There aren’t many dramas on television that are as breezy and fun as Sneaky Pete, much less those that, despite a seemingly lighthearted nature, still manage to develop weighty narrative threads to make the season’s story compelling for 10 episodes. Part con man drama and part dysfunctional family ensemble, the series has been an under-appreciated feather in Amazon’s streaming cap since 2015, with Giovanni Ribisi heading up a stellar cast that includes Marin Ireland, Margo Martindale, Libe Barer, Shane McRae, Peter Gerety, and the occasional appearance by The Americans’ Alison Wright. But while Sneaky Pete boasts terrific performances it also brings the kind of sorely missed Elmore Leonard-inspired, wryly funny, fast-talking sensibility that Justified provided for six seasons on FX, thanks in large part to Graham Yost.
As the series begins season 3, moving its production to California after filming in New York State for two seasons, a few things become readily apparent. For one, green-screened backgrounds of the Big Apple’s skyline or busy streets are distracting. And two, the series has compressed two plus seasons of television into a relatively small amount of narrative time. The result is that, at the start of the show’s third season, Marius’ long con isn’t so long (and is therefore more readily believable), while at the same time, the world around him — at least when Marius is running around NYC during the early episodes — occasionally strains credulity.
To be honest, the green screening isn’t that much of an issue; it’s more of a fleeting disturbance that’s both unintentionally meta (this is, after all, a show about a confidence man selling fiction after fiction), and probably more obvious than the producers would like it to be. But it does little to derail the story in season 3, which picks up immediately after the season 2 finale.
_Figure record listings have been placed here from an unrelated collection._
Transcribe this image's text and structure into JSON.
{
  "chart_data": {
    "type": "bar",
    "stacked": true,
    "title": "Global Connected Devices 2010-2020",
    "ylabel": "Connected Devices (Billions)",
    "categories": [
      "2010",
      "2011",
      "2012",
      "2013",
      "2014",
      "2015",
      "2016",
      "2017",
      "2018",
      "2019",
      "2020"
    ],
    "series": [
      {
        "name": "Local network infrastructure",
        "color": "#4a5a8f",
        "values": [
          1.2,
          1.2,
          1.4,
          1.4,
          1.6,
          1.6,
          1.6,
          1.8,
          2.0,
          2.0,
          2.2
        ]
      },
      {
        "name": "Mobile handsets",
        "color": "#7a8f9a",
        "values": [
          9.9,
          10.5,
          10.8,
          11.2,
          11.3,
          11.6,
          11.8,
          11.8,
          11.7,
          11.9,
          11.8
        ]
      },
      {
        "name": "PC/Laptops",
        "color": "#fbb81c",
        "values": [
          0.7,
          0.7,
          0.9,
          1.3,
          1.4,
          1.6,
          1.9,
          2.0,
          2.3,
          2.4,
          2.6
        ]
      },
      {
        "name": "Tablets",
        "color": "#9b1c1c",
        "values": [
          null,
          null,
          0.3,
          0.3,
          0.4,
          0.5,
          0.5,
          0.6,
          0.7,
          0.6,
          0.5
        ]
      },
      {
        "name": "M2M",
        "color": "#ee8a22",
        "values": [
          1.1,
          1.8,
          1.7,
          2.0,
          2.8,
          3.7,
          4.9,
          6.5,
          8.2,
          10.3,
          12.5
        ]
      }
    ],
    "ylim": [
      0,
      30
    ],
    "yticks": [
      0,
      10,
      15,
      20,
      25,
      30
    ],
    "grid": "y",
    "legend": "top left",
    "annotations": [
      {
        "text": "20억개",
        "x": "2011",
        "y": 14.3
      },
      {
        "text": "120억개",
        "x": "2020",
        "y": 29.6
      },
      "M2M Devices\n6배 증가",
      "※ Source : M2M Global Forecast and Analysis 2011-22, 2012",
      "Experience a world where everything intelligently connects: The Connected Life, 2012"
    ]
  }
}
That puts Marius’s time as Pete on a clock, as Julia (Ireland) confronts the grifter about his assumed identity and his efforts to continue duping the rest of her family. Marius’s identity is kept secret thanks to Julia’s arrest for various acts she committed in the previous season, and which threaten her grandparents’ bail bonds business.
Sneaky Pete is one of the rare dramas that can actually summon up dramatic stakes from a character holding onto a secret. Part of its success has to do with the aforementioned timeframe of the actual narrative. As the characters mention time and time again, the first two seasons amount to roughly two week’s time in the story, so while the show itself manages to build tension surrounding Pete’s true identity, the secret Marius is using to his advantage is really marinating for the audience's benefit. The characters, on the other hand, only appear to be slower on the uptake.
That’s all set to be blown wide open in the season premiere, giving Marius and the rest of the Bowman/Bernhardt clan some necessary time apart. That time is well spent in the first two episodes, split between Pete returning to New York to engage in some high-level grifting with a former partner/love interest Lizzie (Efrat Dor), as Carly (Libe Barer) presses her grandmother and siblings on details about her deceased parents. It turns out, deceit was fairly rampant in the family long before a stranger pretending to be cousin Pete showed up at their door.
Sneaky Pete is such an effortlessly entertaining series that it could easily have conjured up another multi-layered scheme for Marius and his criminal cohort to pull off in season 3. And while there’s little doubt that such a scenario will unfold after the two episodes that were provided to critics ahead of time, the distance the series puts between its characters gives them all a chance to catch their breath, to explore some of Marius’s background, and to let the Bowmans and Bernhardts work through some of the painful truths that have remained hidden as a means of protecting the family. The cast is particularly well suited for that level of character work, and watching Martindale and Ireland spar over the family dinner table is all the proof anyone might need on the matter.
Elsewhere, Ribisi and Dor have an easy chemistry as they charmingly pull off various hustles together. The fluid nature of their work is delicate shorthand for the past they’ve shared. More details are sure to come out, but Sneaky Pete can take its time. Early scenes between Marius and Lizzie point to trouble on the horizon, but not entirely because she’s bad news. Instead, it’s clear that Marius is feeling the pull of the home he nearly had in Connecticut with Julia, Audrey, Carly, and everyone else. Ribisi sells Marius’s necessary reluctance and his desire effectively, a performance that traces a familiar character arc without overselling the career criminal’s apparent change of heart.
In its third season, Sneaky Pete continues to be a reliably entertaining series. More importantly, it’s eager to demonstrate the ways it can shake up its central conceit without destroying everything that makes it work in the first place.
Sneaky Pete season 3 premieres Friday, May 10 on Amazon Prime Video.